Phase 2 (Micro-level): Write and run standalone benchmarks of the Marlin W4A16 grouped GEMM at exact Kimi-K2.5 dimensions (M=1..256, N=512/7168, K=7168/256), plus NCCL AllReduce burst measurements at the model's message sizes.

Phase 3 (Deep dive): If needed, restart vLLM with nsys profiling or CUDAGraph disabled to capture GPU timelines, pipeline bubbles, SM occupancy, and memory transfer patterns.

The profiling plan also includes a concrete deliverable: a latency breakdown table with rows for each component (MLA attention, MoE expert GEMMs, routing, allreduce, RMSNorm, embedding, kernel launch overhead) at three concurrency levels (C=1, C=64, C=256).

The Thinking Process Revealed

The assistant's reasoning in <msg id=2406> is visible through the structure of its actions. The decision to research vLLM profiling methods before writing the profiling plan shows a methodical approach: gather the tools, then design the experiment. The decision to simultaneously read the persistent grouped GEMM file shows forward-thinking — even though the immediate task is profiling, the assistant is already preparing for the optimization phase that will follow.

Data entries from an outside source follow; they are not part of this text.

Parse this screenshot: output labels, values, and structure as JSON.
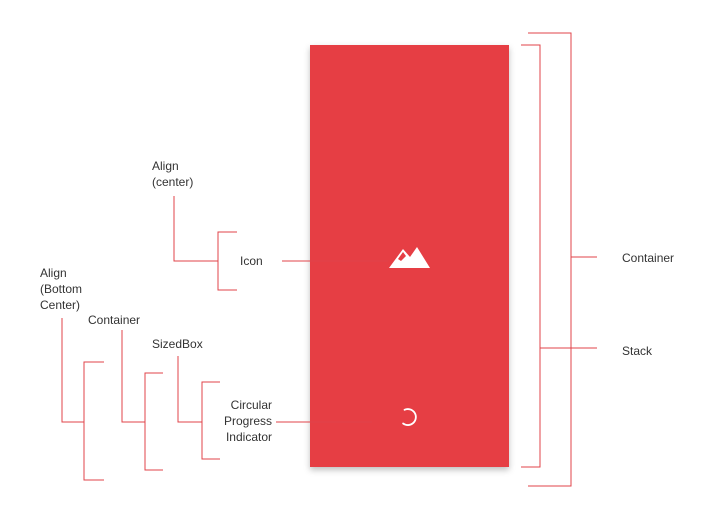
{
  "colors": {
    "primary": "#e63e44",
    "line": "#e0434a",
    "text": "#333333",
    "background": "#ffffff"
  },
  "labels": {
    "align_center": "Align\n(center)",
    "icon": "Icon",
    "align_bottom_center": "Align\n(Bottom\nCenter)",
    "container_left": "Container",
    "sized_box": "SizedBox",
    "circular_progress": "Circular\nProgress\nIndicator",
    "container_right": "Container",
    "stack": "Stack"
  },
  "icons": {
    "center_icon": "landscape-icon",
    "spinner": "circular-progress-icon"
  }
}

There's also a subtle tension visible in the message. The assistant has just spent several messages building an elaborate optimization plan with specific recommendations (EP retry, SGLang switch, L2 cache pinning). The user's decision to "profile first" effectively defers all of those recommendations. The assistant could have pushed back or argued for the quick wins, but instead it pivots gracefully, fully embracing the measurement-first philosophy. The message's tone — "Now let me check what profiling capabilities we have for vLLM specifically" — is matter-of-fact, showing no frustration or reluctance. This is a sign of a well-calibrated assistant that respects the user's decision-making authority.

The Broader Significance

In the larger narrative of this coding session, <msg id=2406> represents the moment when the optimization effort transitions from theory to practice. Before this message, the conversation was dominated by speculation: "What if we try EP?" "What if we switch to SGLang?" "What if we write a custom kernel?" After this message, the conversation becomes data-driven: "Here's what the profiler shows." "AllReduce accounts for 51.5% of decode time." "The GEMMs are not the bottleneck."

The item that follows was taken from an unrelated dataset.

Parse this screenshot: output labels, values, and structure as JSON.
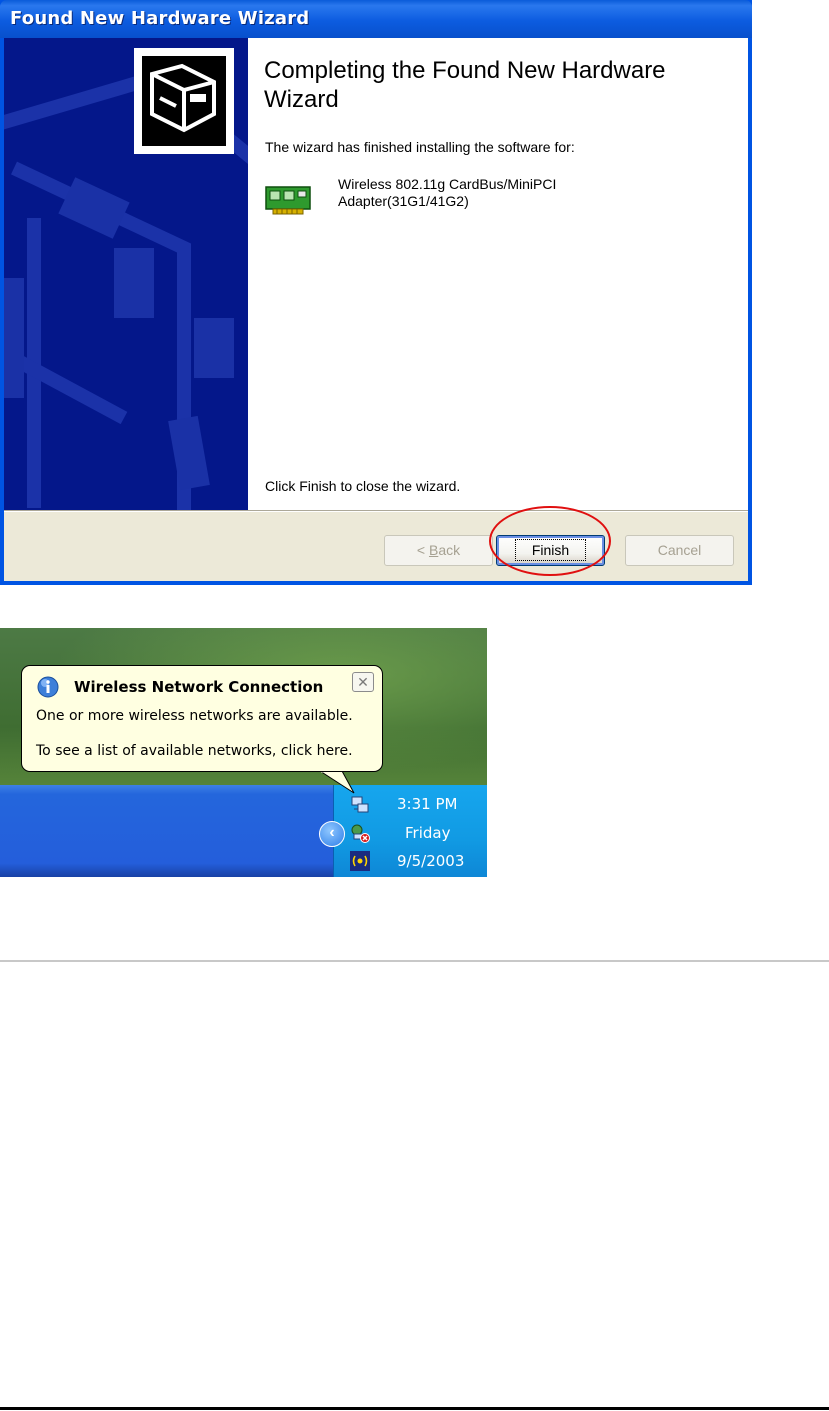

This transition is crucial because it prevents wasted effort. Without the profiling data, the team might have spent days implementing Expert Parallelism or L2 cache pinning, only to discover that AllReduce was the dominant bottleneck all along. The profiling revealed that AllReduce consumed 51.5% of decode time (11.17ms per step) — a finding that fundamentally changed the optimization strategy. The team pivoted to investigating speculative decoding as a software-only optimization path, recognizing that the PCIe allreduce bottleneck was a hard physical constraint that couldn't be optimized away.

In this sense, <msg id=2406> is the most important message in the optimization arc, even though it contains no analysis, no code, and no decisions. It is the message that sets the stage for discovery.